The mid-2000s were an interesting time for the horror genre—outside of the ’90s boom, but not quite into the resurgence of the next decade. Creators and studios were looking for something different as they wanted new ways to cash in on the movie-going audience. That led us to Stay Alive, a clever crossover into video game horror. Let’s take a look at what makes Stay Alive, which was released on March 24, 2006, so fun to look back on fifteen years later.

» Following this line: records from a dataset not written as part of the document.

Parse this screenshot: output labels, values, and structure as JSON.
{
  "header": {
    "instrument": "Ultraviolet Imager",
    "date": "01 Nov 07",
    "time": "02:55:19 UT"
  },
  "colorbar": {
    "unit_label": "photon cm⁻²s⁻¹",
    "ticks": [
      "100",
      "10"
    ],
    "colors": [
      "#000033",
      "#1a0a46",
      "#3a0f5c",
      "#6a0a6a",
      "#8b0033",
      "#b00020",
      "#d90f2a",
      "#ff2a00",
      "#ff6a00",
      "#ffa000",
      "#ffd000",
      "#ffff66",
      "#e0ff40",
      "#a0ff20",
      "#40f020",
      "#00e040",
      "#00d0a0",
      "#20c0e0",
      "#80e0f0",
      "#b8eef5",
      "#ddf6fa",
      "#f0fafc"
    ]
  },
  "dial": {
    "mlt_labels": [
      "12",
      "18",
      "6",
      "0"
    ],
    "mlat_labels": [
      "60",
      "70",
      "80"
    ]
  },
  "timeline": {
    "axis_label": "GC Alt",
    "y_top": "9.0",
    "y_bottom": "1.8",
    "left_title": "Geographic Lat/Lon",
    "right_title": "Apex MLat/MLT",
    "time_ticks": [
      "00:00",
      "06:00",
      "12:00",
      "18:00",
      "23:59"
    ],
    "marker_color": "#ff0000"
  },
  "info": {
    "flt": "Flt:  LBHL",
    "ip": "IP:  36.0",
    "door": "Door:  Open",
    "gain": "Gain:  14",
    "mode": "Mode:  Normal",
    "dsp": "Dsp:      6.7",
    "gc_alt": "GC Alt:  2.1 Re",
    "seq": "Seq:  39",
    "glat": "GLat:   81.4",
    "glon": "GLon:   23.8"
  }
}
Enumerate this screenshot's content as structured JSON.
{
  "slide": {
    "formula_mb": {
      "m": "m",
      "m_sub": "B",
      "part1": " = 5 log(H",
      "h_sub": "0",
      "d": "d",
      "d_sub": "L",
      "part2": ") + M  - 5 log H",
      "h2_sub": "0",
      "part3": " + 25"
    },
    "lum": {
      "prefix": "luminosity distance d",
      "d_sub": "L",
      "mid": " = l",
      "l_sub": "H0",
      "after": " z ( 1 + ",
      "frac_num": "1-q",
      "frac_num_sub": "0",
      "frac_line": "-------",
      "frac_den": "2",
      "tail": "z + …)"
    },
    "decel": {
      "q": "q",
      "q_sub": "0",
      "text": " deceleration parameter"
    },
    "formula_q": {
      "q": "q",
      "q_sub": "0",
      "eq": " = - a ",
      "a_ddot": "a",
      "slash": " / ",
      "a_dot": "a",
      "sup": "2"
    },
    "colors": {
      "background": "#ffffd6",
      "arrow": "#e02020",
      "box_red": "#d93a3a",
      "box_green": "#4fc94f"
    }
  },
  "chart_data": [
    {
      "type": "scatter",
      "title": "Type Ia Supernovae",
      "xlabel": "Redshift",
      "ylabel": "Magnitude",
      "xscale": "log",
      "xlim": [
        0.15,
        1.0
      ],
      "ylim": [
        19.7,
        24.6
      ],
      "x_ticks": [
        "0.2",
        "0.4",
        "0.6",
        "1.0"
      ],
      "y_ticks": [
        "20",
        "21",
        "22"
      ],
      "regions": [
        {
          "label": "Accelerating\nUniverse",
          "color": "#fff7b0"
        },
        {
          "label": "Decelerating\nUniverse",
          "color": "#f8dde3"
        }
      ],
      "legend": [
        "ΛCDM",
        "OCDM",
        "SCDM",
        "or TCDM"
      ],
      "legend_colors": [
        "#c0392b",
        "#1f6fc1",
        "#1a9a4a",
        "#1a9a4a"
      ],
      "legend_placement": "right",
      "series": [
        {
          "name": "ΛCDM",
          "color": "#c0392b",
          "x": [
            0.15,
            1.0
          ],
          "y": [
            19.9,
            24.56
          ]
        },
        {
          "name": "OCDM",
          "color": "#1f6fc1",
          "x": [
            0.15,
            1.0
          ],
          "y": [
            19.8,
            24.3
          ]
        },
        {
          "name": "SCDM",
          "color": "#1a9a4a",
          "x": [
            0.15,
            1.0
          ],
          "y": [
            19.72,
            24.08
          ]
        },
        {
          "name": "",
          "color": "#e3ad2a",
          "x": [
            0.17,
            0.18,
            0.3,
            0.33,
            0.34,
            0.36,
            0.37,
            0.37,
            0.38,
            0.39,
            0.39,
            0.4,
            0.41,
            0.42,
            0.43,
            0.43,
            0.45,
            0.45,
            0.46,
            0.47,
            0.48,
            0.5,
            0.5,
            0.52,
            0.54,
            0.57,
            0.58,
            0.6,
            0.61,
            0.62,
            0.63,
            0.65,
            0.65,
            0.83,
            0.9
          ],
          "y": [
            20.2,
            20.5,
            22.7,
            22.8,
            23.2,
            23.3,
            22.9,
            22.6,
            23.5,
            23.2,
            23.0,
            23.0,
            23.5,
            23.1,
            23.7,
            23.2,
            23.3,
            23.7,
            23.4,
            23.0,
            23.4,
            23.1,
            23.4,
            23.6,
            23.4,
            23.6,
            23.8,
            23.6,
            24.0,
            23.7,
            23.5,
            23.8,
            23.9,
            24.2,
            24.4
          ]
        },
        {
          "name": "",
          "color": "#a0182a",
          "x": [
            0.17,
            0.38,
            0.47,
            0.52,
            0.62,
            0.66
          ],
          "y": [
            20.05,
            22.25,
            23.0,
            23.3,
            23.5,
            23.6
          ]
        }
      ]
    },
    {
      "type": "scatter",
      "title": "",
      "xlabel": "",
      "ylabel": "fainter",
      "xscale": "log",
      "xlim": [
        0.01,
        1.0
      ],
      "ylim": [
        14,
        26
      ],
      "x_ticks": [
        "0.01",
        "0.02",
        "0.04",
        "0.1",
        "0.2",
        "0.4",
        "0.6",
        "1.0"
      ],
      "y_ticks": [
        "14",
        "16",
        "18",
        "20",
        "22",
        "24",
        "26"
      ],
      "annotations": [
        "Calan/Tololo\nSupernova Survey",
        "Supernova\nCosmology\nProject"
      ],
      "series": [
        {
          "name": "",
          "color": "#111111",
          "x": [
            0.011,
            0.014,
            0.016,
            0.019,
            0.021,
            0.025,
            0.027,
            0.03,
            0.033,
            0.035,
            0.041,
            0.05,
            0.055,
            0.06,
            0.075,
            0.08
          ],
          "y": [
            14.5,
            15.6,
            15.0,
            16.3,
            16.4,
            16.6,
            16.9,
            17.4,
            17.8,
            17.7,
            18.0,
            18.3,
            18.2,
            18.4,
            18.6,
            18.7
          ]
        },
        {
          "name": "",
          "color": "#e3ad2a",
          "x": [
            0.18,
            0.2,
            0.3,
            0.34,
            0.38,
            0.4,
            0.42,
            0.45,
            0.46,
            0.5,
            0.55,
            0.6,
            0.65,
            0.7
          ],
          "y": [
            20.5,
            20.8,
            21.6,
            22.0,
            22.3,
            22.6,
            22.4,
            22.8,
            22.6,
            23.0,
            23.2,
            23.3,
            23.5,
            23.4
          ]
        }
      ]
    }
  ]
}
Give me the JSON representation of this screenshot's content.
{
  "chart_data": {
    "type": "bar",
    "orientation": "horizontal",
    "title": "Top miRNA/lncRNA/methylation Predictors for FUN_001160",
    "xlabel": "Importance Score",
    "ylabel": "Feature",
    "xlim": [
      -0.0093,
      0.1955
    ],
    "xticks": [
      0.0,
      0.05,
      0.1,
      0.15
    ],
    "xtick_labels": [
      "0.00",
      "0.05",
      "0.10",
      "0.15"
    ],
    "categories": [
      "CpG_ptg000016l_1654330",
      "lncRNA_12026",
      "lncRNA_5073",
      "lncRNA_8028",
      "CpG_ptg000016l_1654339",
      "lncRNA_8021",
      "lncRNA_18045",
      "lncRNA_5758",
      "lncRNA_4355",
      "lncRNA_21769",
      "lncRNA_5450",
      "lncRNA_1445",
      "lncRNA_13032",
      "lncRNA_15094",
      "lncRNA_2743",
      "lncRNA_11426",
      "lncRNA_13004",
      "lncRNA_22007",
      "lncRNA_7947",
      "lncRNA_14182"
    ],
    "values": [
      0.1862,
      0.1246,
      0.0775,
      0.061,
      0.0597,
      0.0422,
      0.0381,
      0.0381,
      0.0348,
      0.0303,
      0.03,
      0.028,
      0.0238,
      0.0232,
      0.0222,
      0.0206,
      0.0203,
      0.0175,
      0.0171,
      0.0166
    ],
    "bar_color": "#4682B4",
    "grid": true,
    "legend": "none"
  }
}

Stay Alive is directed by William Brent Bell (The Boy 2016) and is co-written by Bell and Matthew Peterman (The Devil Inside 2012). After a beta tester dies playing a new underground video game, his friend and their crew play the game and start to research the strange deaths that mount up around them. While the dialogue is very much a capsule of 2006, the trope-laden characters lead the audience into nostalgia reminiscent of their own teenage game nights. This film stars Jon Foster (Suits TV series), Samaire Armstrong (The O.C. TV series), Frankie Muniz (Malcolm In The Middle TV series), and Sophia Bush (The Hitcher 2007). The cast are truly staples of this time period and do a solid job getting the tension across.
The video game they’re playing is essentially a real life recreation of the Elizabeth Bathory murders of the 1600s. They use a unique style to garner tension as you see the accurate-looking game characters moving around in the game world trying to survive. The places and results of the game mirror what happens in real life, so the stakes are high in both places. The game graphics look cool for the time period, and the set used for the real Bathory house makes the perfect location for the film’s climax. The characters must figure out how to stop Bathory before the game is over, and we get a barrage of different jump scares along the way.
Stay Alive is far from the first to go into video game territory. Brainscan did it wonderfully in 1994, and we’ve seen it copied on a lot of teenage horror anthology shows. Horror and video games often go hand-in-hand (check out our writers reviewing the scariest video games they’ve played here), but Stay Alive is well paced and mixes the two arts with a fine balance. It’s no surprise that this film is still an easy watch after fifteen years.